Добавить в цитаты Настройки чтения

Страница 17 из 67



Эта мысль как будто подтверждается и чисто внешним обстоятельством. На каком языке сделан фильм «Шоа»? И почему Событие названо именно Шоа, а не более привычно — Холокостом? Рискну высказать свою догадку. Не секрет, что вокруг Холокоста (помимо сомнительного употребления этого слова в истории) стала складываться если не мифология, то, по крайней мере, корпус достаточно стандартных представлений. Полагаю, что фильм «Шоа» — даже если так получилось непреднамеренно — уже самим своим названием полемизирует с архивом старого типа, в который, по Ланцману, и не должно превратиться то, что случилось в годы нацизма. Это опасность не только забывания и стереотипизации, но и сакрализации, когда по тем или иным причинам вводятся определенные табу в виде фигур умолчания. Если напоследок обратиться снова к фильму, то эта девятичасовая лента звучит на разных языках. В нее включены не только сами свидетельства, но и перевод, который делается тут же, на месте. Вообще, это фильм многих голосов, а отсюда и многих свидетельств, даже если мета-языком в силу эмпирических причин остается — почти неощутимым образом — французский. Такое многоязычие создает своеобразную дифракцию, когда передаваемое сообщение начинает дробиться, расслаиваться уже на этапе передачи.
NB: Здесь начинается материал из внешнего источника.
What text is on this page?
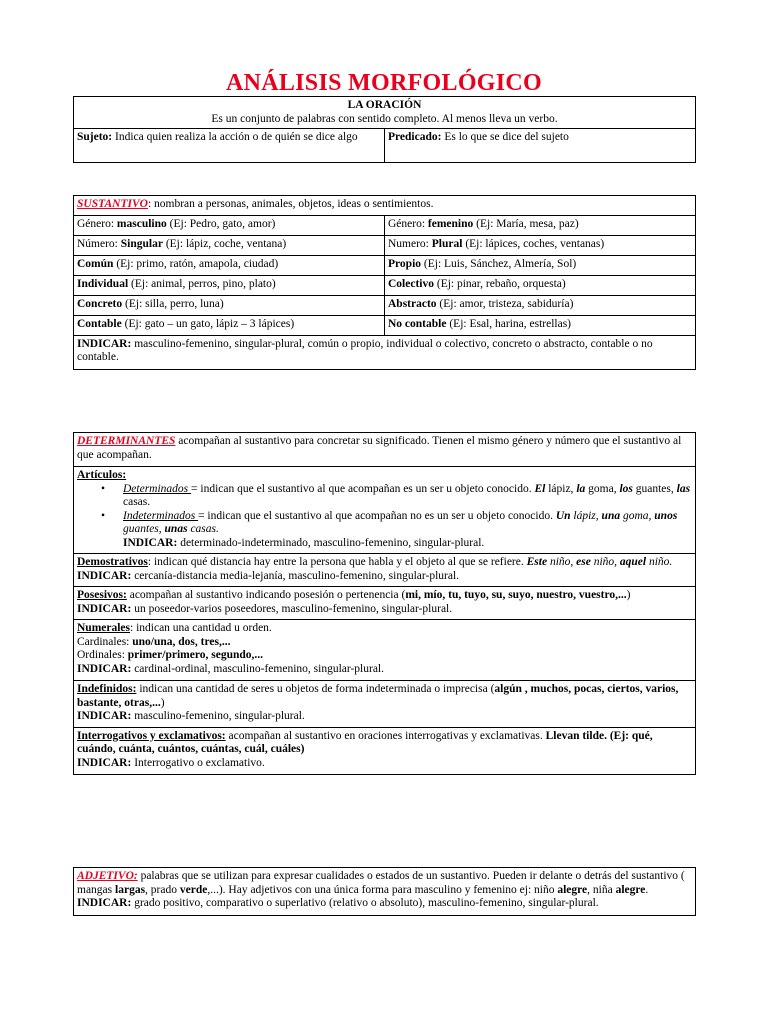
ANÁLISIS MORFOLÓGICO
LA ORACIÓN
Es un conjunto de palabras con sentido completo. Al menos lleva un verbo.

Sujeto: Indica quien realiza la acción o de quién se dice algo	Predicado: Es lo que se dice del sujeto
SUSTANTIVO: nombran a personas, animales, objetos, ideas o sentimientos.	
Género: masculino (Ej: Pedro, gato, amor)	Género: femenino (Ej: María, mesa, paz)
Número: Singular (Ej: lápiz, coche, ventana)	Numero: Plural (Ej: lápices, coches, ventanas)
Común (Ej: primo, ratón, amapola, ciudad)	Propio (Ej: Luis, Sánchez, Almería, Sol)
Individual (Ej: animal, perros, pino, plato)	Colectivo (Ej: pinar, rebaño, orquesta)
Concreto (Ej: silla, perro, luna)	Abstracto (Ej: amor, tristeza, sabiduría)
Contable (Ej: gato – un gato, lápiz – 3 lápices)	No contable (Ej: Esal, harina, estrellas)
INDICAR: masculino-femenino, singular-plural, común o propio, individual o colectivo, concreto o abstracto, contable o no contable.	
DETERMINANTES acompañan al sustantivo para concretar su significado. Tienen el mismo género y número que el sustantivo al que acompañan.

Artículos:
• Determinados = indican que el sustantivo al que acompañan es un ser u objeto conocido. El lápiz, la goma, los guantes, las casas.
• Indeterminados = indican que el sustantivo al que acompañan no es un ser u objeto conocido. Un lápiz, una goma, unos guantes, unas casas.
INDICAR: determinado-indeterminado, masculino-femenino, singular-plural.

Demostrativos: indican qué distancia hay entre la persona que habla y el objeto al que se refiere. Este niño, ese niño, aquel niño.
INDICAR: cercanía-distancia media-lejanía, masculino-femenino, singular-plural.
Posesivos: acompañan al sustantivo indicando posesión o pertenencia (mi, mío, tu, tuyo, su, suyo, nuestro, vuestro,...)
INDICAR: un poseedor-varios poseedores, masculino-femenino, singular-plural.
Numerales: indican una cantidad u orden.
Cardinales: uno/una, dos, tres,...
Ordinales: primer/primero, segundo,...
INDICAR: cardinal-ordinal, masculino-femenino, singular-plural.
Indefinidos: indican una cantidad de seres u objetos de forma indeterminada o imprecisa (algún , muchos, pocas, ciertos, varios, bastante, otras,...)
INDICAR: masculino-femenino, singular-plural.
Interrogativos y exclamativos: acompañan al sustantivo en oraciones interrogativas y exclamativas. Llevan tilde. (Ej: qué, cuándo, cuánta, cuántos, cuántas, cuál, cuáles)
INDICAR: Interrogativo o exclamativo.
ADJETIVO: palabras que se utilizan para expresar cualidades o estados de un sustantivo. Pueden ir delante o detrás del sustantivo ( mangas largas, prado verde,...). Hay adjetivos con una única forma para masculino y femenino ej: niño alegre, niña alegre.
INDICAR: grado positivo, comparativo o superlativo (relativo o absoluto), masculino-femenino, singular-plural.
Это, пожалуй, еще один индикатор того, что нет и не может быть «истины» Холокоста, что Событие возвращается лишь серией мучительных прикосновений…

Говорить сообществом (по мотивам книги Сары Кофман «Paroles suffoquées»)[*]
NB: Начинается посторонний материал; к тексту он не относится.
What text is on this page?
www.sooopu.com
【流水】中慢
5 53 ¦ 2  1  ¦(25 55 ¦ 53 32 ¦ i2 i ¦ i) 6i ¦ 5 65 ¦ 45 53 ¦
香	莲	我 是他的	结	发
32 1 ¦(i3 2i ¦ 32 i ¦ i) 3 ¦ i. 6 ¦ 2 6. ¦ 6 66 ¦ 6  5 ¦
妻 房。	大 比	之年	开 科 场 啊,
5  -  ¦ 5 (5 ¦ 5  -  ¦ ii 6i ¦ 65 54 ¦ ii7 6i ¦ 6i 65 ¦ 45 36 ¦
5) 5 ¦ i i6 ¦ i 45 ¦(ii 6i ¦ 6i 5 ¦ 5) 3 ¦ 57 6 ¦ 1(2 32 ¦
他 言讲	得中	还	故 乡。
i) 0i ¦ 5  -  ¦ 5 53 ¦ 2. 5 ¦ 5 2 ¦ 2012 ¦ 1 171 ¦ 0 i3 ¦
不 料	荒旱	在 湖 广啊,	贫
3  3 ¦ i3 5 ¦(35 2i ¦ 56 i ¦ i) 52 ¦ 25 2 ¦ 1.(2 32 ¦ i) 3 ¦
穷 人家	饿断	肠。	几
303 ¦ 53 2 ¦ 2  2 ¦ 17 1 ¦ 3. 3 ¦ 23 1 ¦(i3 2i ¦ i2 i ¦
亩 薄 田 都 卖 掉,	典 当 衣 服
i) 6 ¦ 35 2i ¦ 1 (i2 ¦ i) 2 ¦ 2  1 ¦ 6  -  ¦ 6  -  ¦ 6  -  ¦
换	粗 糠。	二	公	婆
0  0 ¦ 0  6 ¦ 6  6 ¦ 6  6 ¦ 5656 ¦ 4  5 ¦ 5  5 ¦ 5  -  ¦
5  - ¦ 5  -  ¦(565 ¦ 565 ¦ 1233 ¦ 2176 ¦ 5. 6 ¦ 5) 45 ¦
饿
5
В предлагаемых заметках мы попытаемся в предварительном порядке осветить то, что имеет отношение к проблеме истории и опыта, более конкретно — к трудностям и даже невозможности перевода опыта в историю. Сама эта проблема, как несложно догадаться, приобрела небывалую остроту после Второй мировой войны, в ходе которой была создана настоящая индустрия смерти. Объем реакций на это историческое событие в виде свидетельств заключенных лагерей, сумевших выжить, анализов этих свидетельств — исторических, критических, психоаналитических, визуальных и проч — к нашему времени достиг беспрецедентного масштаба. В этих попытках сохранить память о том, что, с одной стороны, должно было остаться без всякого следа вообще (именно так предполагалось реализовать так называемое «Окончательное решение»), а с другой — само по себе сопротивляется выстраиванию памяти линейной, обнаружились свои подводные камни. Почему судьба одного народа, народа еврейского, подчас связывается с неким приоритетным правом на страдание, ведь нацисты истребляли и представителей других национальностей? Что означают эти множащиеся дисциплинарные ветви — история Холокоста, исследования травмы (trauma studies), где уже вполне привычно расписаны роли: первое поколение пострадавших, второе, не имеющее непосредственной памяти событий, но тоже, по-своему, «травмированное», — что все это, как не стремление создать область не только допустимого, но и желаемого дискурса в рамках Академии и за ее пределами? Здесь опять во весь рост встает проблема адаптации, или перевода, того, что остается непереводимым и неприсваиваемым. И вместе с тем ясно одно: даже такое «невообразимое» событие (к этому определению мы еще вернемся) требует речи, неустанного разговора о себе, и данное требование является в своей основе этическим. Именно на условиях (возможности) этой речи, оставляя в стороне все прочие вопросы, мы и хотели бы остановиться.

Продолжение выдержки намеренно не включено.